Clamp a confidence value to [0.0, 1.0].

Local models often emit confidence on non-standard scales (e.g. 0-100 or 0-5) or as word labels (e.g. "high", "medium"). Rather than rejecting these as invalid, we normalize to the expected range so the rest of the pipeline can proceed.

Returns None for boolean, NaN, or infinite inputs.

Source code in src/gaze/utils/__init__.py
@beartype
def clamp_confidence(value: object) -> float | None:
    """Clamp a confidence value to [0.0, 1.0].

    Local models often emit confidence on non-standard scales (e.g. 0-100
    or 0-5) or as word labels (e.g. "high", "medium").  Rather than
    rejecting these as invalid, we normalize to the expected range so
    the rest of the pipeline can proceed.

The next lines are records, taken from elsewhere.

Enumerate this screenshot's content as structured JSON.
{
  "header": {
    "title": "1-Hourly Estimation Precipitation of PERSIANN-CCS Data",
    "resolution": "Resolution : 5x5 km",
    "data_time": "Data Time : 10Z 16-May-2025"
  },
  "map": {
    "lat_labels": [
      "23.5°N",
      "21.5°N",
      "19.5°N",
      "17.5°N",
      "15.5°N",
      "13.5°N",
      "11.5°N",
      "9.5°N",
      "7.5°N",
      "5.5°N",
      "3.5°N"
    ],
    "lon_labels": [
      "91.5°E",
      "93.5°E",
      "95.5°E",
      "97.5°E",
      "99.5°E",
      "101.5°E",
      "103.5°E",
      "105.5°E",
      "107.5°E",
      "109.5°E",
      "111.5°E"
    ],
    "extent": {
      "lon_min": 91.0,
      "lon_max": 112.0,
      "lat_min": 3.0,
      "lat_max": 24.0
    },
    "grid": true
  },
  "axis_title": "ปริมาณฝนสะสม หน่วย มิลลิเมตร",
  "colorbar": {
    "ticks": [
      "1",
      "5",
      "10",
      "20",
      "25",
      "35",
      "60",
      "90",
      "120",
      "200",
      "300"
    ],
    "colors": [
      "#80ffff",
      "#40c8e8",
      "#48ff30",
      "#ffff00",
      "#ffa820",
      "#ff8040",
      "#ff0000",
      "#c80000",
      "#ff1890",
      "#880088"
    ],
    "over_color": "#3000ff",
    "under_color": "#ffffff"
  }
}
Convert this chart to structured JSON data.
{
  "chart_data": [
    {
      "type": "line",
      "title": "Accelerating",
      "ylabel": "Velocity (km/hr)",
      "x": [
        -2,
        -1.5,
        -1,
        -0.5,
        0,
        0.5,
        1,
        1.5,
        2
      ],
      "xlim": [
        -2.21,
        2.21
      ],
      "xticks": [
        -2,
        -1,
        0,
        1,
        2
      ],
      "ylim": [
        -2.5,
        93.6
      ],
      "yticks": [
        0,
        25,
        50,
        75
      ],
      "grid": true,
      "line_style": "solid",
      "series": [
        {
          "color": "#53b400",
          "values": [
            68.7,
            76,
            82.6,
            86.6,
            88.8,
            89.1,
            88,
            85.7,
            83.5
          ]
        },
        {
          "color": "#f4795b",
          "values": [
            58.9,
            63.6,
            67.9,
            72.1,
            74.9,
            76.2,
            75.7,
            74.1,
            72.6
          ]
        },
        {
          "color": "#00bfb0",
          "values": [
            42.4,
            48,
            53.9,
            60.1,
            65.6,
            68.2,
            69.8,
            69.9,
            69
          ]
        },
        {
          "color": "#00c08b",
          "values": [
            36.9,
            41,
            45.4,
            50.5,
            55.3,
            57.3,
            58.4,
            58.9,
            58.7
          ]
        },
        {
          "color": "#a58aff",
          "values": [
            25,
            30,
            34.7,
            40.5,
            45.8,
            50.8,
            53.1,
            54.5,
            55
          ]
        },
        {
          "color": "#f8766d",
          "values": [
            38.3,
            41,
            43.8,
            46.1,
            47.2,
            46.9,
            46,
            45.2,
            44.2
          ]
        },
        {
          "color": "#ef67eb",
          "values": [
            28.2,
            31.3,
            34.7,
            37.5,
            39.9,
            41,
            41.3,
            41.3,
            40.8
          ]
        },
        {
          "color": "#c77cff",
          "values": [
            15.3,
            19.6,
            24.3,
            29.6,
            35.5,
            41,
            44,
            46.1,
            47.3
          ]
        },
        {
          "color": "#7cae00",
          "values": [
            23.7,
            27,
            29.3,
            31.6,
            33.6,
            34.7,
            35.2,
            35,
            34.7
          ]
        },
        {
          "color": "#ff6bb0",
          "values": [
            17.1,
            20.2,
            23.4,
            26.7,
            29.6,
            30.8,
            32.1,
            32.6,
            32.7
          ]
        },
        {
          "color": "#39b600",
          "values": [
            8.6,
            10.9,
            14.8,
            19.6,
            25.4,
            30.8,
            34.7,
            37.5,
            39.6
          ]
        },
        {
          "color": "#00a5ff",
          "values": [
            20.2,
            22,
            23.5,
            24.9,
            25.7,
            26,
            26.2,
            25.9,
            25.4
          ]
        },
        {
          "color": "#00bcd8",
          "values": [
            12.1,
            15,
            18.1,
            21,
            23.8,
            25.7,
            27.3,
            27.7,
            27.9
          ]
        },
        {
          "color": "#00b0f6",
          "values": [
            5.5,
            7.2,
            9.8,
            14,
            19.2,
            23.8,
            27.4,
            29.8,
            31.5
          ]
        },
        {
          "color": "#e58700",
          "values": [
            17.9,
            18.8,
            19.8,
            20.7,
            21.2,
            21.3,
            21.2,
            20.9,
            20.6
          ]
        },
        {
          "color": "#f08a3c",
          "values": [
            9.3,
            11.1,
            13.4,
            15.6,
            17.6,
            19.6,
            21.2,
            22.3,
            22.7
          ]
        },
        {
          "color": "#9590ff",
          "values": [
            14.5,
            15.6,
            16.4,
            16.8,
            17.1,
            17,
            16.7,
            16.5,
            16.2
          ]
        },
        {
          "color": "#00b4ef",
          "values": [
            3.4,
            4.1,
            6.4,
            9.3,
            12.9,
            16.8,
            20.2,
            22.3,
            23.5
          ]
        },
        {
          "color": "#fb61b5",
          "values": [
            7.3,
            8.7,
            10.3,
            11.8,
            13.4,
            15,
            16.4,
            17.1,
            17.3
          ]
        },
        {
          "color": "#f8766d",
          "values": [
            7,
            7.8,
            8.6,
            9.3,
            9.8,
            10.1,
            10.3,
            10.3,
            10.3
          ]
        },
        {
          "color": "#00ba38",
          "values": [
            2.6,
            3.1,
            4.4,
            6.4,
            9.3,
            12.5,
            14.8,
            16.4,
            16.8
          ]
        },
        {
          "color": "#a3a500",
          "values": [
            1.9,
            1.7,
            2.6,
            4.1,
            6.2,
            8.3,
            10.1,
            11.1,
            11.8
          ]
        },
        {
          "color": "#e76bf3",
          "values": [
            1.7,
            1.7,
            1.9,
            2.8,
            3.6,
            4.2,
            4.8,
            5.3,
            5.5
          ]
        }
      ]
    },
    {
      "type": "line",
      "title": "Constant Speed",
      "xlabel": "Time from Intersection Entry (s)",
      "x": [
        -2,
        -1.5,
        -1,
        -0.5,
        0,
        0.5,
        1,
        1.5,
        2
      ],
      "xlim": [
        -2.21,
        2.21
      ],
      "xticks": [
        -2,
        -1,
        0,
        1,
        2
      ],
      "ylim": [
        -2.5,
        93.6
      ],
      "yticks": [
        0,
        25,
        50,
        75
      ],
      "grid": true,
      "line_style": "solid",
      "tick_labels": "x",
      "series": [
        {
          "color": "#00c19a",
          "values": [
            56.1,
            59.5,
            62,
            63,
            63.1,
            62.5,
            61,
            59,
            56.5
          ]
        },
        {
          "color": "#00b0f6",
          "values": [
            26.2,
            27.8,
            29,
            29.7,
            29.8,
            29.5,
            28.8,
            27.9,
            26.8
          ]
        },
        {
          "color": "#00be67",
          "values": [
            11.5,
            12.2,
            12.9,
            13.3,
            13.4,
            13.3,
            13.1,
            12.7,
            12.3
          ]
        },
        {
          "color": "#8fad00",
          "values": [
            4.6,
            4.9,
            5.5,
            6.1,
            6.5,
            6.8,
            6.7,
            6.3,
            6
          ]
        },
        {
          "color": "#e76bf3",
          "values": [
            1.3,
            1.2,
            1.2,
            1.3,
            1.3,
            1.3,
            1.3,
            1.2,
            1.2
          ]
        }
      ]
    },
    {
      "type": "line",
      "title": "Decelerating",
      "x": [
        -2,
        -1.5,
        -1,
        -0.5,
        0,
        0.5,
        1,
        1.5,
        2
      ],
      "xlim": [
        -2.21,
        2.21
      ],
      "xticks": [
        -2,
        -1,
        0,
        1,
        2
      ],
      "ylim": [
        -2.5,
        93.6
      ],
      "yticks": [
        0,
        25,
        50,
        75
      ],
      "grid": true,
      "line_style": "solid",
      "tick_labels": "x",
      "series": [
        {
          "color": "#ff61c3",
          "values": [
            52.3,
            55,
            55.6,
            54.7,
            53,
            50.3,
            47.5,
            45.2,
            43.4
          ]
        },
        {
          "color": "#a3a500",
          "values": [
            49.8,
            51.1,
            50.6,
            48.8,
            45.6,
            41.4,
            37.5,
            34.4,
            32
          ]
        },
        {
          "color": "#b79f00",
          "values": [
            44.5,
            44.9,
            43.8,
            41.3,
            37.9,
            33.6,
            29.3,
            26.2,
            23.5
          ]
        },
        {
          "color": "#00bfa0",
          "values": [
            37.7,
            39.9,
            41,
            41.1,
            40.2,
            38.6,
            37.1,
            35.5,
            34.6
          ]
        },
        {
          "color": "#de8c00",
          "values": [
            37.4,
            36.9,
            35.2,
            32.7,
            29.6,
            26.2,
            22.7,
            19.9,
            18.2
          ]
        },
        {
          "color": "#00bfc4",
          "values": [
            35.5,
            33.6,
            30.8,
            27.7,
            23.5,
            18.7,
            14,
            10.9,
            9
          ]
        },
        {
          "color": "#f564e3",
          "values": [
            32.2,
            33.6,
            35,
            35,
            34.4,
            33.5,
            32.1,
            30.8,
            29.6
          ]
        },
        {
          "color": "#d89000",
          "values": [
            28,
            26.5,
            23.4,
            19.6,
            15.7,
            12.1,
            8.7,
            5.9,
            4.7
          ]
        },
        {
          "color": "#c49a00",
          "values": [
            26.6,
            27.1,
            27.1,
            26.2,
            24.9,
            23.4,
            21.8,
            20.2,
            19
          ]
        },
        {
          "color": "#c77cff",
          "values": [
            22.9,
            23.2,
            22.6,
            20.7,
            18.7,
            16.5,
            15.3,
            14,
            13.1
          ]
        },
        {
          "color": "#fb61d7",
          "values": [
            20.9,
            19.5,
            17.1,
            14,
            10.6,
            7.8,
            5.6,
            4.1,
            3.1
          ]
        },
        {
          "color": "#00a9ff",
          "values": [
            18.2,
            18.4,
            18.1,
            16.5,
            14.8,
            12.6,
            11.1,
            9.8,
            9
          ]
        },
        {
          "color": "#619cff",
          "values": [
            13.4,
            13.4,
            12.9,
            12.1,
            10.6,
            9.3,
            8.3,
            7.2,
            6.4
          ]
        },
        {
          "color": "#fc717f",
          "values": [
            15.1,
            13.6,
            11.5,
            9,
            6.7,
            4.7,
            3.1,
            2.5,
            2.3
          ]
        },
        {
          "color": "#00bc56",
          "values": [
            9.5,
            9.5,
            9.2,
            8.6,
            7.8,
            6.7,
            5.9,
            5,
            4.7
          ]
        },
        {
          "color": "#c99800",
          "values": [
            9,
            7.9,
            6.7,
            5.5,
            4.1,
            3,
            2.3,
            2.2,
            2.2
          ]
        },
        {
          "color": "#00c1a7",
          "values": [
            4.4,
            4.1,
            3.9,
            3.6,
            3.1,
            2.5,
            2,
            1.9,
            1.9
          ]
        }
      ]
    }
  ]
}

    Returns None for boolean, NaN, or infinite inputs.
    """
    if isinstance(value, bool):
        return None
    # Handle word labels from local models (e.g. "high", "medium")
    if isinstance(value, str):
        label = value.strip().lower()
        if label in _CONFIDENCE_WORD_MAP:
            return _CONFIDENCE_WORD_MAP[label]
        # Try parsing as a numeric string (e.g. "0.85")
        try:
            f = float(label)
        except (ValueError, OverflowError):
            return None
        if math.isnan(f) or math.isinf(f):
            return None
        return max(0.0, min(1.0, f))
    if not isinstance(value, int | float):
        return None
    f = float(value)
    if math.isnan(f) or math.isinf(f):
        return None
    return max(0.0, min(1.0, f))